Elektrikli araçlar çevreye daha çok zarar veriyor olabilir mi?
Elektrikli araçlar hakkında yapılan bir araştırma, tüm bildiklerimizi değiştirebilir.

Yaygın olarak “sıfır emisyonlu” olarak kabul edilen elektrikli araçların çevresel etkileri hakkında yeni bir araştırma, bu araçların aslında benzinli araçlardan daha fazla parçacık kirliliği yayabileceği iddiasıyla dikkatleri üzerine çekti. Bu bulgular, hem hükümet politikalarını hem de tüketicilerin algısını etkileyebilecek nitelikte.
Elektrikli Araçların Ağırlık Problemi
Kaliforniya gibi eyaletlerde 2035 yılına kadar benzinli araç satışlarını yasaklama planlarına karşın, elektrikli araçların çevre üzerindeki etkisi konusunda çarpıcı bir iddia ortaya atıldı. Elektrikli araçların ağırlığı, benzinli araçlara göre yaklaşık yüzde 30 daha fazla.

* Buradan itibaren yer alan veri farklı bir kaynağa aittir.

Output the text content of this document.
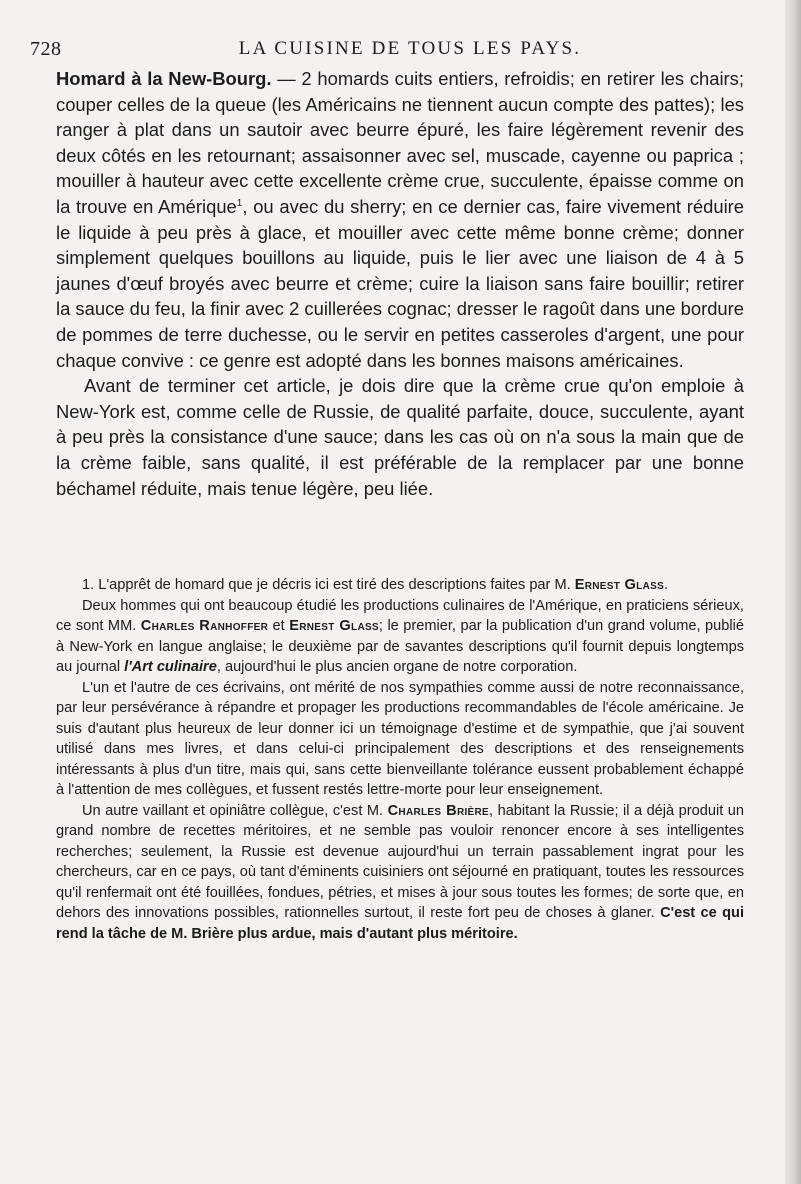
728	LA CUISINE DE TOUS LES PAYS.

Homard à la New-Bourg. — 2 homards cuits entiers, refroidis; en retirer les chairs; couper celles de la queue (les Américains ne tiennent aucun compte des pattes); les ranger à plat dans un sautoir avec beurre épuré, les faire légèrement revenir des deux côtés en les retournant; assaisonner avec sel, muscade, cayenne ou paprica ; mouiller à hauteur avec cette excellente crème crue, succulente, épaisse comme on la trouve en Amérique$^1$, ou avec du sherry; en ce dernier cas, faire vivement réduire le liquide à peu près à glace, et mouiller avec cette même bonne crème; donner simplement quelques bouillons au liquide, puis le lier avec une liaison de 4 à 5 jaunes d'œuf broyés avec beurre et crème; cuire la liaison sans faire bouillir; retirer la sauce du feu, la finir avec 2 cuillerées cognac; dresser le ragoût dans une bordure de pommes de terre duchesse, ou le servir en petites casseroles d'argent, une pour chaque convive : ce genre est adopté dans les bonnes maisons américaines.

Avant de terminer cet article, je dois dire que la crème crue qu'on emploie à New-York est, comme celle de Russie, de qualité parfaite, douce, succulente, ayant à peu près la consistance d'une sauce; dans les cas où on n'a sous la main que de la crème faible, sans qualité, il est préférable de la remplacer par une bonne béchamel réduite, mais tenue légère, peu liée.

1. L'apprêt de homard que je décris ici est tiré des descriptions faites par M. Ernest Glass.

Deux hommes qui ont beaucoup étudié les productions culinaires de l'Amérique, en praticiens sérieux, ce sont MM. Charles Ranhoffer et Ernest Glass; le premier, par la publication d'un grand volume, publié à New-York en langue anglaise; le deuxième par de savantes descriptions qu'il fournit depuis longtemps au journal l'Art culinaire, aujourd'hui le plus ancien organe de notre corporation.

L'un et l'autre de ces écrivains, ont mérité de nos sympathies comme aussi de notre reconnaissance, par leur persévérance à répandre et propager les productions recommandables de l'école américaine. Je suis d'autant plus heureux de leur donner ici un témoignage d'estime et de sympathie, que j'ai souvent utilisé dans mes livres, et dans celui-ci principalement des descriptions et des renseignements intéressants à plus d'un titre, mais qui, sans cette bienveillante tolérance eussent probablement échappé à l'attention de mes collègues, et fussent restés lettre-morte pour leur enseignement.

Un autre vaillant et opiniâtre collègue, c'est M. Charles Brière, habitant la Russie; il a déjà produit un grand nombre de recettes méritoires, et ne semble pas vouloir renoncer encore à ses intelligentes recherches; seulement, la Russie est devenue aujourd'hui un terrain passablement ingrat pour les chercheurs, car en ce pays, où tant d'éminents cuisiniers ont séjourné en pratiquant, toutes les ressources qu'il renfermait ont été fouillées, fondues, pétries, et mises à jour sous toutes les formes; de sorte que, en dehors des innovations possibles, rationnelles surtout, il reste fort peu de choses à glaner. C'est ce qui rend la tâche de M. Brière plus ardue, mais d'autant plus méritoire.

Bu ağırlık artışı, lastiklerin daha hızlı aşınmasına ve dolayısıyla çevreye daha fazla mikroplastik parçacık salınımına yol açıyor.
Lastik ve Frenlerden Kaynaklanan Kirlilik
Yapılan araştırmalar, elektrikli araçların ve hibrit modellerin, özellikle lastik tüketimi ve fren aşınması nedeniyle, benzinli araçlara kıyasla yüzde 25 kadar daha fazla parçacık kirliliğine neden olduğunu ortaya koyuyor. Bu, araçların egzoz emisyonlarından çok, ağırlıkları ve sürtünmeyle ilişkili faktörlerden kaynaklanan bir sorun.

Çevresel Etkilerin Karmaşıklığı
Ancak, Virginia Tech Üniversitesi’nden Profesör Hesham Rakha gibi bazı uzmanlar, bu çalışmanın “kısmen doğru” olduğunu, ancak genel resmin daha karmaşık olduğunu belirtiyor. Rakha, ağırlığın artmasının sedan araçlar ve SUV’ler arasında da benzer etkilere yol açabileceğine dikkat çekiyor. Ayrıca, elektrikli araçların üretimi ve kullanımı sırasında daha az sera gazı emisyonu olduğunu vurgulayan Çevre Koruma Ajansı (EPA) gibi kurumlar, bu araçların uzun vadede çevre üzerinde daha az zararlı olduğunu savunuyor.
Elektrik Üretiminin Rolü
Elektrikli araçların çevresel faydaları, kullanılan elektriğin kaynağına bağlı olarak değişiklik gösteriyor. Carnegie Mellon Üniversitesi’nden Profesör Jeremy Michalek, elektrikli araçların kömürle çalışan santrallerden sağlanan elektrikle şarj edilmesinin, bu araçların iklim değişikliğiyle mücadeledeki potansiyel faydasını azaltabileceğine işaret ediyor.
Sonuç
Bu bulgular, elektrikli araçların çevresel etkilerinin yeniden değerlendirilmesini ve potansiyel çevresel avantajlarının yanı sıra, lastik ve fren aşınması gibi faktörlerin de dikkate alınmasını gerektiriyor. Araştırmacılar ve politika yapıcılar, sürdürülebilir ulaşımın geleceğini şekillendirirken bu yeni verileri dikkate almalıdır.